The Special Case of Right or Wrong?

By Simon Glanville

José Mourinho has been labelled many things since bursting on the football management scene, but rarely has he been referred to as a ‘cheat’. Last night, however, his Real Madrid side pushed the boundaries of the rulebook.

The Spanish giants, cruising to victory at Ajax’s Amsterdam Arena in their Group G Champions League clash, took the shine off their stunning performance with what came next. Mourinho won’t admit it, but Xabi Alonso and Sergio Ramos – both on yellow cards – were instructed to time waste to a point where they would pick up a second booking, so that they would serve a ban in a dead rubber rather than a knock-out match later in the tournament.

Last night’s four-goal win confirmed Madrid’s progress to the Champions League knock-out stages as Group G Winners, meaning Alonso and Ramos can serve their bans in next week’s meaningless game with Auxerre.

Clever it might be, but the smile may yet be wiped off The Special One’s face.

On Wednesday UEFA confirmed they were aware of the incidents and have instructed disciplinary officials to look into them before deciding whether any charges are to be brought. Given the blatant manner in which the offences occurred, it’s hard to see how additional punishments won’t be handed out. Under article 5.1 of UEFA's regulations dealing with loyalty, integrity and sportsmanship both players could be charged and have their suspensions extended.

To be fair to Mourinho and Madrid, this is hardly an isolated case. Managers, players and clubs have always stretched the rules if they can see a benefit from it. Only recently, Blackpool boss Ian Holloway faced questions about the ‘weakened’ side he picked to face Aston Villa, whilst diving has now become part of the football furniture.

However, the usually untouchable Mourinho has made a mistake. Maybe not by instructing his players to get sent off. But by instructing them to do so in such a conspicuous way, he has left himself open to further ramifications. UEFA may not choose to take action against the former Chelsea manager, but he should be shown that he is not above the law.

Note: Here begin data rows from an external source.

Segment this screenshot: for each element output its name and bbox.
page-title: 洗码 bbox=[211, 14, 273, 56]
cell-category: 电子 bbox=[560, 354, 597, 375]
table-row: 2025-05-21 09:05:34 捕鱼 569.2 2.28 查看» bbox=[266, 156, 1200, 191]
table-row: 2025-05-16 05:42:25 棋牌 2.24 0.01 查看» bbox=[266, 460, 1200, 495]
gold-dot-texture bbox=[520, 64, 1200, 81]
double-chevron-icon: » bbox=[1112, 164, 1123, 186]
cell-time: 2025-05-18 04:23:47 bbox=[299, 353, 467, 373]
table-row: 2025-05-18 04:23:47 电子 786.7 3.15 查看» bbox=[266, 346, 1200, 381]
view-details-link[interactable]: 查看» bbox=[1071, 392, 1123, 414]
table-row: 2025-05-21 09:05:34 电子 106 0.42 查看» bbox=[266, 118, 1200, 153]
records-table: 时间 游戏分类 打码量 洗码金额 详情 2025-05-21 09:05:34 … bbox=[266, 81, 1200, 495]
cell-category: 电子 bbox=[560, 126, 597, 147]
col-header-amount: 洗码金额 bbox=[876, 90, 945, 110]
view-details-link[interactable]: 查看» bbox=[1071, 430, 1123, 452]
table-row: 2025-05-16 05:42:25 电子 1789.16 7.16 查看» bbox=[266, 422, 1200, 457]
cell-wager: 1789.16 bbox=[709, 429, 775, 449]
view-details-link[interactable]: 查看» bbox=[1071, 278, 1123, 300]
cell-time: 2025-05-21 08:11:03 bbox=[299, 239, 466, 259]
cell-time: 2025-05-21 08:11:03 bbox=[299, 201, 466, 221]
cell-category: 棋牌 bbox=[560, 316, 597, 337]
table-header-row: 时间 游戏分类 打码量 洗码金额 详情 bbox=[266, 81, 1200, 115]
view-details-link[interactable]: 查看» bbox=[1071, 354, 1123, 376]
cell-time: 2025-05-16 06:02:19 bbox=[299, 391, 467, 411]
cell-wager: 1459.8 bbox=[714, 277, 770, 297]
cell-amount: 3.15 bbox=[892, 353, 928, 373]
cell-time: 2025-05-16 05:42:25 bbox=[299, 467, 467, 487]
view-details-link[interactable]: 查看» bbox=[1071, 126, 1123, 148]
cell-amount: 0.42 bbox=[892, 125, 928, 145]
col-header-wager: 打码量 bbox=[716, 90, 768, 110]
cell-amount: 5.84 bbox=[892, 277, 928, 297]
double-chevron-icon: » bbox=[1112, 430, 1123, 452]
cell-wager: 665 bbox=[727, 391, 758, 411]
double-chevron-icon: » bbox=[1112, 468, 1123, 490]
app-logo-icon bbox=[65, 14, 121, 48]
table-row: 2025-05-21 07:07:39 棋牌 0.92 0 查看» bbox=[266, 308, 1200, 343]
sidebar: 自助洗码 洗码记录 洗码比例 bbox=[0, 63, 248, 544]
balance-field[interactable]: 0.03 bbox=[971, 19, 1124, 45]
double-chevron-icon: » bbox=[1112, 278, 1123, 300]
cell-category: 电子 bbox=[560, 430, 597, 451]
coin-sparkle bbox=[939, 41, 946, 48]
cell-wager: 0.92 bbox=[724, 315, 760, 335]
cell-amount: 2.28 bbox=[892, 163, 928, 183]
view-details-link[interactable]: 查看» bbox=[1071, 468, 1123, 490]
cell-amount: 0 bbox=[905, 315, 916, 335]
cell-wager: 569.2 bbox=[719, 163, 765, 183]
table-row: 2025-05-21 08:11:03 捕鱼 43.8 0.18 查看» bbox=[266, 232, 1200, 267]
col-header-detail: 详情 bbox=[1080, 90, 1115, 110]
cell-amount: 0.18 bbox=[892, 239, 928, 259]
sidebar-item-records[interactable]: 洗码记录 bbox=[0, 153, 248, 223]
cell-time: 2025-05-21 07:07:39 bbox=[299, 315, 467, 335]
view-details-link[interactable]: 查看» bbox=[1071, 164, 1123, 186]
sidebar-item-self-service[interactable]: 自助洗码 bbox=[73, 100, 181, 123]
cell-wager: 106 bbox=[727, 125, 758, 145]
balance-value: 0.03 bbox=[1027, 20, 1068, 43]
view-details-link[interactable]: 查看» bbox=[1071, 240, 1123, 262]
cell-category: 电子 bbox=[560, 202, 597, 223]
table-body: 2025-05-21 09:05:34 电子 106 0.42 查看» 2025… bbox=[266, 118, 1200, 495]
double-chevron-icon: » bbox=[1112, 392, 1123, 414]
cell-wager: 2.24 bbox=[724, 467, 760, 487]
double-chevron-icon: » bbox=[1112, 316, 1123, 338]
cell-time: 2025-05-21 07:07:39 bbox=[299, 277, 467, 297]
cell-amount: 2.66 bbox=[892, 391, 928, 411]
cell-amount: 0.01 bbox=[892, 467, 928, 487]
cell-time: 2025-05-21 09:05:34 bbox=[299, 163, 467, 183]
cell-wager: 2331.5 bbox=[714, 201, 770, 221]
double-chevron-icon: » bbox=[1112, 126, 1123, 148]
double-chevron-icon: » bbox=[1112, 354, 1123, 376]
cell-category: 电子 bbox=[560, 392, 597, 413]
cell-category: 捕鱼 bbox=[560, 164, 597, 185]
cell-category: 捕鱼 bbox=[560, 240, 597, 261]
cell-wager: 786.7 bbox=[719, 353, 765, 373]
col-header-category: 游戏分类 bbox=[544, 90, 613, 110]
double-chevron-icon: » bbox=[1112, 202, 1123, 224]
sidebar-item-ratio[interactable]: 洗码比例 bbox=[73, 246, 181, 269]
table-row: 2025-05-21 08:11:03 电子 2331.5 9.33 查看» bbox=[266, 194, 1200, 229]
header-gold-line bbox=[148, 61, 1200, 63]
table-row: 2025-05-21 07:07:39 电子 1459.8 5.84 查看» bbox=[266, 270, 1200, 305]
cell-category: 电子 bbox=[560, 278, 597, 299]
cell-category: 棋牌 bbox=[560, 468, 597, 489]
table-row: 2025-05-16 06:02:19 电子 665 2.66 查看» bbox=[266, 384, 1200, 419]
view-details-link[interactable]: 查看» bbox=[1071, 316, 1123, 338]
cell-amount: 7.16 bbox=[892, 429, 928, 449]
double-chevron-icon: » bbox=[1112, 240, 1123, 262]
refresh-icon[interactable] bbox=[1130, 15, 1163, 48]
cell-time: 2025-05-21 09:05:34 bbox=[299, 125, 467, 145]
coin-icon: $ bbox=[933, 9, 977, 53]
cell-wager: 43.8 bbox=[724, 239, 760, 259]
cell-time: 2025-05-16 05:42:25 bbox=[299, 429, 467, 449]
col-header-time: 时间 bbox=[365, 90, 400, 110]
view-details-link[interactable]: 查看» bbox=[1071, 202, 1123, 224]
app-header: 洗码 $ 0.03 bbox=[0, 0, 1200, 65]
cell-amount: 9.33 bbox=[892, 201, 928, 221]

He has taken a risk, now UEFA have the chance to put The Special One back in his place.

1 comment:

Priccoli said...

"Innocent till proven guilty."

Like you said in your article, it is not an isolated case. These have been common in most Leagues in Europe even though it may not have been as apparent.

Moreover, it has been made to look obvious because of the videos and photographs circulating all over the web. I did not see the match live, hence will not be able to comment.

The UEFA probe will judge this singular incident and if guilty will punish the Team / Coach / players involved. Mourinho is not new to these punishments. He has been penalized with Chelsea, Inter and even Real. I am not sure how much it will impact him or the way he operates.

UEFA need to focus on the larger picture and figure out ways for better compliance.